Весною 38-го на Челябинском тракторном был арестован мой отец-инженер. Мать вернулась в Москву. Когда я спросил ее, сколько получал отец, она назвала увесистую для студента-стипендиата сумму. Но в приступе самонадеянного благородства я сказал, что она будет иметь больше: "Возможные передачи и прочее..." Мне пришлось всерьез искать внештатную работу: не хотелось бросать университет, да и никто не принял бы меня в штат с репрессированным отцом и старшим братом (тоже инженером). Не помню, кто из литературных друзей - поэтов и критиков - надоумил меня попробовать силы на критическом разборе стихов начинающих. Если память не путает, это обещало рубль или трешку за ответ на графоманское письмо. Думаю, что покойный Женя Бернштейн, почти мой однолетка, но уже известный к тому времени критик (Евгеньев), постоянно печатавшийся в "Литгазете" и со всеми знакомый, думаю, что вероятнее всего он порекомендовал меня, своего старого приятеля по Бригаде Маяковского, "прекрасному и вдумчивому парню Мише Миллеру". Эта формула - "прекрасный и вдумчивый парень" - запала мне в память, потому что ее не раз повторяла позднее Мишина соседка по редакции "графиня Разумовская", как он ее называл, сидевшая за стеной в отделе критики.
При первой нашей встрече, - поденщика и работодателя, полуосвещенный работодатель встал, оказался такого же роста и такой же худобы, как его будущий поденщик, приветливо сказал - "а-а, это вы!" и протянул мне руку над неустойчивой грудой приколотых к конвертам писем.

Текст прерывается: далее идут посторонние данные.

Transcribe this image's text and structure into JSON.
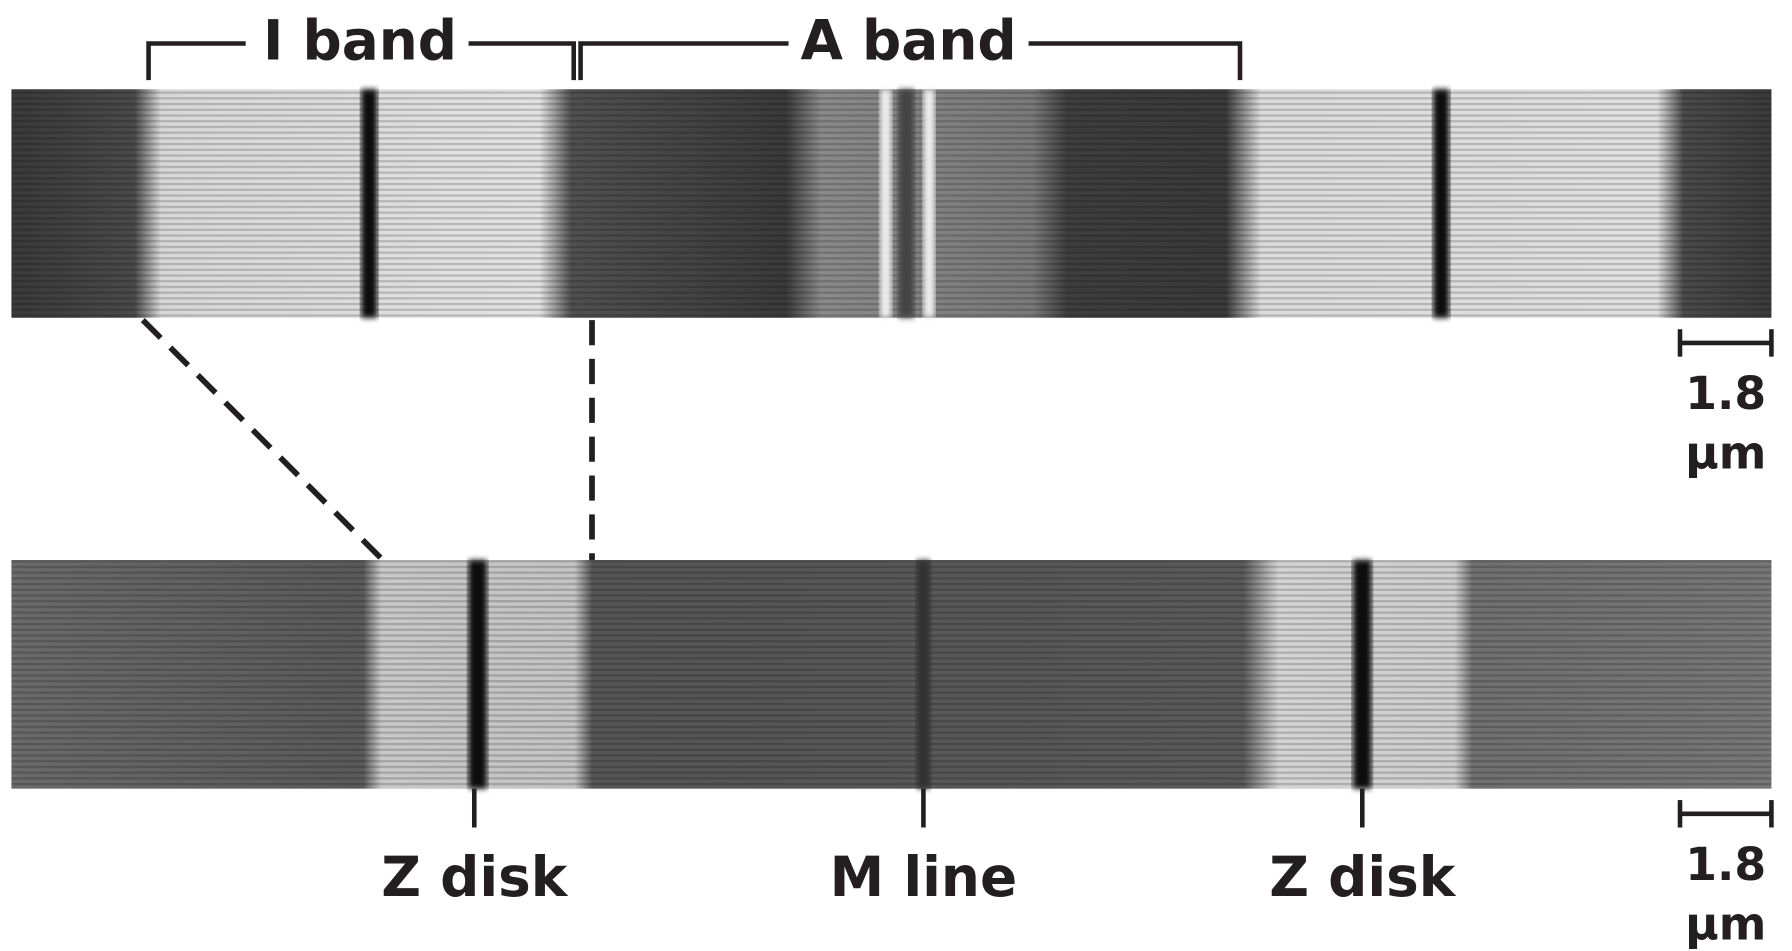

Кто-то из нас, или мы оба, совершил или совершили, неловкость: груда полетела на пол. Дальше мы говорили, сидя на корточках и собирая рукописи. Может быть поэтому, когда мы выпрямились и уселись визави, появилось чувство, будто мы уже издавна знакомы и успели надежно испытать друг друга на верность. Мы еще оставались "на Вы", но уже перешли на имена. (И я до сих пор не знаю, как звали Мишу Миллера по отчеству). Запомнились из того разговора две подробности. Одна мило, но мало-важная: "вот это - ваши золотые россыпи" - сказал Миша, накрыв ладонью собранную груду стихов. Другая подробность была существенней и нашими улыбками не сопровождалась.
Дабы никого не подвести, - ни рекомендателя, ни работодателя, - мне надо было в какой-то форме сказать, что мой отец сидит. И для смягчения этой моей недоброкачественности добавить, что дело его разбирается и, вероятно, он будет освобожден, как ни в чем не виноватый... Я начал: "Миша, мне надо вас предупредить..." И тут он сразу прервал меня, понизив голос: "я знаю, но анкету вам заполнять не нужно, только не распространяйтесь об этом... " Лишь те, кто сегодня числятся в старших поколениях, могут по достоинству оценить тот его поступок. Потому что это был ПОСТУПОК, а не деталь разговора двух молодых людей.